INDReporter

This Week in Random: The Crying, um, Italian from Kaplan?

by Heather Miller

Who doesn't remember "the crying Indian" from Keep America Beautiful's 1971 iconic anti-pollution public service announcement? But did you know that the Indian featured in the commercial, the same Indian who led a full career as an Indian actor, was an Italian from Kaplan? Special shout out to graphic designer Lindsay Dreher of Archpoint Consulting for today's totally random and useless fun fact:

Who doesn't remember "the crying Indian" from Keep America Beautiful's 1971 iconic anti-pollution public service announcement? But did you know that the Indian featured in the commercial, the same Indian who led a full career as an Indian actor, was an Italian from Kaplan?

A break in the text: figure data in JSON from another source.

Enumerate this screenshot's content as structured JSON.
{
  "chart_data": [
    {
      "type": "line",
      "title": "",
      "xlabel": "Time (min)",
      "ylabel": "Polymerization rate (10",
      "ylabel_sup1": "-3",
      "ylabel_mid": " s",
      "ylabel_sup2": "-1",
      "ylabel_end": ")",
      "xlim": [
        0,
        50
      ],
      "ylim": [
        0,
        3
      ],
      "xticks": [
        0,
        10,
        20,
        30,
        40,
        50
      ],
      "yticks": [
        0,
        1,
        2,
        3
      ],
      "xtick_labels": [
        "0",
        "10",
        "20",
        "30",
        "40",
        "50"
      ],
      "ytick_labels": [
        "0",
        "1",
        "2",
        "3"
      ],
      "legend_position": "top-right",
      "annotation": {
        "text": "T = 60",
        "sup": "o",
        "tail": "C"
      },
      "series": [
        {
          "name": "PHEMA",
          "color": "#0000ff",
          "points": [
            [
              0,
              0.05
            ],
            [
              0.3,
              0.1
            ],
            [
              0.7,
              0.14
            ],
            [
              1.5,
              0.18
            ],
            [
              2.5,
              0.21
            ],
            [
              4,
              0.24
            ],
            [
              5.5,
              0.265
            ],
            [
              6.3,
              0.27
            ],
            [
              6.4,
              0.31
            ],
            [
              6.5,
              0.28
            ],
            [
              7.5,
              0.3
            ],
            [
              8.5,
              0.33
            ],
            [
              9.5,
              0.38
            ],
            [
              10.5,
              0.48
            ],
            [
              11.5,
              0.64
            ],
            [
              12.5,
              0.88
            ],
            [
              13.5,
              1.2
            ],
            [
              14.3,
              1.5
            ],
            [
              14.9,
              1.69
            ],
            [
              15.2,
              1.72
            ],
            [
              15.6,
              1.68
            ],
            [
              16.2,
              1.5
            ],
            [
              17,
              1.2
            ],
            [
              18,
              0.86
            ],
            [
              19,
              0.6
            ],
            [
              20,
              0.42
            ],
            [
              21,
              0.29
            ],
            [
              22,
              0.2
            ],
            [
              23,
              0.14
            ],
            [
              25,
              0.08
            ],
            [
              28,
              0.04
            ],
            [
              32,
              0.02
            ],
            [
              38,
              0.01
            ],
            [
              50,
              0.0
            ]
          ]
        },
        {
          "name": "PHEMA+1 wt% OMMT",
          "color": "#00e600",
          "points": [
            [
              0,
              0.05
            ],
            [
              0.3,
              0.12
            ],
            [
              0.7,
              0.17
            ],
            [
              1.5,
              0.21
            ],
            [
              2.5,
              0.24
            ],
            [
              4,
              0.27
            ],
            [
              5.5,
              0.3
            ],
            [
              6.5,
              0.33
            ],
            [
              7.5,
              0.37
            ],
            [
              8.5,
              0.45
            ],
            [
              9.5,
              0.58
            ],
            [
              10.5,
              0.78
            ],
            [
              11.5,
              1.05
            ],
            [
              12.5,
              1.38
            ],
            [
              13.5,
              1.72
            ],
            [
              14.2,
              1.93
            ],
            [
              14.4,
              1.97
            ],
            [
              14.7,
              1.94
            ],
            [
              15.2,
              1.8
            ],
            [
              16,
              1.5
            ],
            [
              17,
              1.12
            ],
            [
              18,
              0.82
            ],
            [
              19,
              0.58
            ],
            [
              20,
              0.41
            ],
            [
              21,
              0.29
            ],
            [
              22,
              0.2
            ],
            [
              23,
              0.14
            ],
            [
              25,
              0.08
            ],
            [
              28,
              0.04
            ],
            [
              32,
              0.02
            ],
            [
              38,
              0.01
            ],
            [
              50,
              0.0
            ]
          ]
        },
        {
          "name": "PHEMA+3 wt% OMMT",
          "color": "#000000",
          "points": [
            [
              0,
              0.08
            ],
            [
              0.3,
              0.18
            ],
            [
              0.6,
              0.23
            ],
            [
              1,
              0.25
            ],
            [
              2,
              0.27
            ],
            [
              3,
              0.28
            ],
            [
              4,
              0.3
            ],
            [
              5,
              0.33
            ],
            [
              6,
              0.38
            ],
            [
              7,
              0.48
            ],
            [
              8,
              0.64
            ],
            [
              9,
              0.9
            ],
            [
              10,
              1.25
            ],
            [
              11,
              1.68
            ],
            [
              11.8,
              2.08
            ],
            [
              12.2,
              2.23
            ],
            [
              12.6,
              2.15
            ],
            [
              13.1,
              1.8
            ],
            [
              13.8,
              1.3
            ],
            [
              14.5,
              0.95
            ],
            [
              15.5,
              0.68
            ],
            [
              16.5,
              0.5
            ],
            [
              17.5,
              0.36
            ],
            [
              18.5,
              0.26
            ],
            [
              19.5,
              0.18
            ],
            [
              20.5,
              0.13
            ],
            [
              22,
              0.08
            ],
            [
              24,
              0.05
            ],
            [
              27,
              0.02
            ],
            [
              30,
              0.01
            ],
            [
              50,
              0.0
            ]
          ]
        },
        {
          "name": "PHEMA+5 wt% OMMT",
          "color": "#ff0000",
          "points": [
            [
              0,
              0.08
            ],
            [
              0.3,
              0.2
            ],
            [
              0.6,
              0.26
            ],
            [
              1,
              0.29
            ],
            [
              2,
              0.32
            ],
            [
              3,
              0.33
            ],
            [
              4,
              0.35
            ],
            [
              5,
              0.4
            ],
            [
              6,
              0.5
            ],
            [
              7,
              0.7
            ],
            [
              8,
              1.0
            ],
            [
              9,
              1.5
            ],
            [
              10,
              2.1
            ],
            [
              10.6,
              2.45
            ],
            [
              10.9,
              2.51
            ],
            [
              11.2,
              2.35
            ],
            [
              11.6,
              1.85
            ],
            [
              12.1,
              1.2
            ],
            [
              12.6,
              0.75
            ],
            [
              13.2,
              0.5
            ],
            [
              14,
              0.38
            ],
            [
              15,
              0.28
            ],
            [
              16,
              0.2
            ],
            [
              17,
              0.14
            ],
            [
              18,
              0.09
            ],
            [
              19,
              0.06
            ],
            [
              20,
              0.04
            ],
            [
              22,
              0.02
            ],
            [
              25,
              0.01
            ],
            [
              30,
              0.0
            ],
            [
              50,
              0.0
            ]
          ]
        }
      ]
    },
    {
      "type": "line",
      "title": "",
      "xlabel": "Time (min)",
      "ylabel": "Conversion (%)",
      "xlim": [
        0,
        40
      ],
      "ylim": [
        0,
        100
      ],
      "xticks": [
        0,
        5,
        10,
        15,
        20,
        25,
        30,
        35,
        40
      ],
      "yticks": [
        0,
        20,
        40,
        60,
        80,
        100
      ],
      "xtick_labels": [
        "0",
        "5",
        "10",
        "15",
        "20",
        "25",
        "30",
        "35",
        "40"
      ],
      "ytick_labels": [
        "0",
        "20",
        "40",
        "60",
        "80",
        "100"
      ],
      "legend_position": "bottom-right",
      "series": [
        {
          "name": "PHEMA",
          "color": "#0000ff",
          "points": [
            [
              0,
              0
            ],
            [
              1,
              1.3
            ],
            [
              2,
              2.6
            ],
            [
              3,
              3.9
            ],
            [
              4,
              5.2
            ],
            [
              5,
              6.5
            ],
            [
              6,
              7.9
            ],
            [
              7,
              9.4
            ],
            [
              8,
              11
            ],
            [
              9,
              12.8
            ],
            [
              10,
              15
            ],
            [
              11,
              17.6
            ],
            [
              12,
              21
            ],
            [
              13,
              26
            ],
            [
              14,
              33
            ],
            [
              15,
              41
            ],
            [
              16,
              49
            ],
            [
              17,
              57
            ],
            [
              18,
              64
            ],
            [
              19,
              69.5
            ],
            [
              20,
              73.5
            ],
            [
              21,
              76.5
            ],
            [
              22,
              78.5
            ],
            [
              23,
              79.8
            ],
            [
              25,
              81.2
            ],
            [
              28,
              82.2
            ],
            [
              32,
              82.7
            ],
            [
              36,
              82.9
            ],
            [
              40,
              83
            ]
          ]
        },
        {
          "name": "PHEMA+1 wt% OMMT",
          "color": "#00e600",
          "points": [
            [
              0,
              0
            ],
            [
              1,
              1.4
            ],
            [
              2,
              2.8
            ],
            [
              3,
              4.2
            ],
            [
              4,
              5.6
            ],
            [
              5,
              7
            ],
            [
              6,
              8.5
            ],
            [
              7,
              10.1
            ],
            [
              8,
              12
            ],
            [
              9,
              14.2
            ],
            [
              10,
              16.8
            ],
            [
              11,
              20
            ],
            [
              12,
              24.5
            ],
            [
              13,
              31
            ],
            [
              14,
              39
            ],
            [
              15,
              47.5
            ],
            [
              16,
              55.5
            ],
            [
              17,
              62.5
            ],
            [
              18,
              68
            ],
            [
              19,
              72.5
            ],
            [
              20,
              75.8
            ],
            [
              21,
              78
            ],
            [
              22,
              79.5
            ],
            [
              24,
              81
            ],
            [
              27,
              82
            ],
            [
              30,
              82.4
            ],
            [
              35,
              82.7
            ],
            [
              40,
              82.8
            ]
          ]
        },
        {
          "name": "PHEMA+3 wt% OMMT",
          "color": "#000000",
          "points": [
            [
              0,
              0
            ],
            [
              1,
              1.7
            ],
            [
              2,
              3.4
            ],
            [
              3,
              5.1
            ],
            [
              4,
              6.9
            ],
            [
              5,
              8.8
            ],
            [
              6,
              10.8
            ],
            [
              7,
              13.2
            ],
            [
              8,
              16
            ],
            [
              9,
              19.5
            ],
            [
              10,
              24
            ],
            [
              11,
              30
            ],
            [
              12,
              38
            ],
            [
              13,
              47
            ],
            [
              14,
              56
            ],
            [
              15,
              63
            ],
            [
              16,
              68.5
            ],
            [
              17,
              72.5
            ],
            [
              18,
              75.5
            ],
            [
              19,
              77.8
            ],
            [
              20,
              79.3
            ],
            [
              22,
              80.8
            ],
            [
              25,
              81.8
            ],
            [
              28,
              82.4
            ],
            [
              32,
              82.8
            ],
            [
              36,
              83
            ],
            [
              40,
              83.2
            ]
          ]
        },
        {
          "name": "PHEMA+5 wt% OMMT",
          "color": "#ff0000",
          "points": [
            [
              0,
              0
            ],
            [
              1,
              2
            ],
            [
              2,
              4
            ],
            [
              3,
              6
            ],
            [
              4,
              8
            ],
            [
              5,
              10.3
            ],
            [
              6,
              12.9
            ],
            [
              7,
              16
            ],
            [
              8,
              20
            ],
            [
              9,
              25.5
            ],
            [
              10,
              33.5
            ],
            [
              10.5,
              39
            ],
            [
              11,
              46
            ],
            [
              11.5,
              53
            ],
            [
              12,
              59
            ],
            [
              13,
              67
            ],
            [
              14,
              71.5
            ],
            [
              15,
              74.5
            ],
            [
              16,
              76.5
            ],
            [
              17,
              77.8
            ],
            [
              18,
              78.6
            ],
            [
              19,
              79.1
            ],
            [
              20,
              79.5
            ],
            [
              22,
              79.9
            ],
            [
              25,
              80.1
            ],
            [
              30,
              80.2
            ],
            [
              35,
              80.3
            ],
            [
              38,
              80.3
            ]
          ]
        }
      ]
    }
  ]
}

According to a Wikipedia article Dreher came across today, Iron Eyes Cody apparently wasn't a "crying Indian." He was a rich Italian who made a successful Hollywood career for himself by taking on an American Indian persona that he continued to claim even after his true background came to surface. This from a Snopes.com article that exposes Cody's Italian and Louisiana roots:

Iron Eyes Cody was born Espera Decorti on 3 April 1904 in the small town of Kaplan, Louisiana. He was the son of Francesca Salpietra and Antonio DeCorti, she an immigrant from Sicily who had arrived in the USA in 1902, and he another immigrant who had arrived in America not long before her. Theirs was an arranged marriage, and the couple had four children ... In 1909, when Espera was five years old, Antonio DeCorti abandoned his wife and children and headed for Texas. Francesca married again, this time to a man named Alton Abshire, with whom she bore five more children.

As teenagers the three DeCorti boys joined their father in Texas. He had since altered his name from Antonio DeCorti to Tony Corti, and the boys apparently followed suit as far as their surname was concerned. In 1924, following their father's death, the boys moved to Hollywood, changed "Corti" to "Cody," and began working in the motion picture industry. It was about this time Iron Eyes began presenting himself to the world as an Indian. Iron Eyes' two brothers, Joseph William and Frank Henry, found work as extras but soon drifted into other lines of work. Iron Eyes went on to achieve a full career as an actor, appearing in well over a hundred movies and dozens of television shows across the span of several decades.

Although Iron Eyes was not born an Indian, he lived his adult years as one. He pledged his life to Native American causes, married an Indian woman (Bertha Parker), adopted two Indian boys ... and seldom left home without his beaded moccasins, buckskin jacket and braided wig. His was not a short-lived masquerade nor one that was donned and doffed whenever expedient - he maintained his fiction throughout his life and steadfastly denied rumors that he was not an Indian, even after his half-sister surfaced to tell the story [to The Times-Picayune] in 1996 and to provide pointers to the whereabouts of his birth certificate and other family documents.

Cody died 5 January 1999 at the age of 94.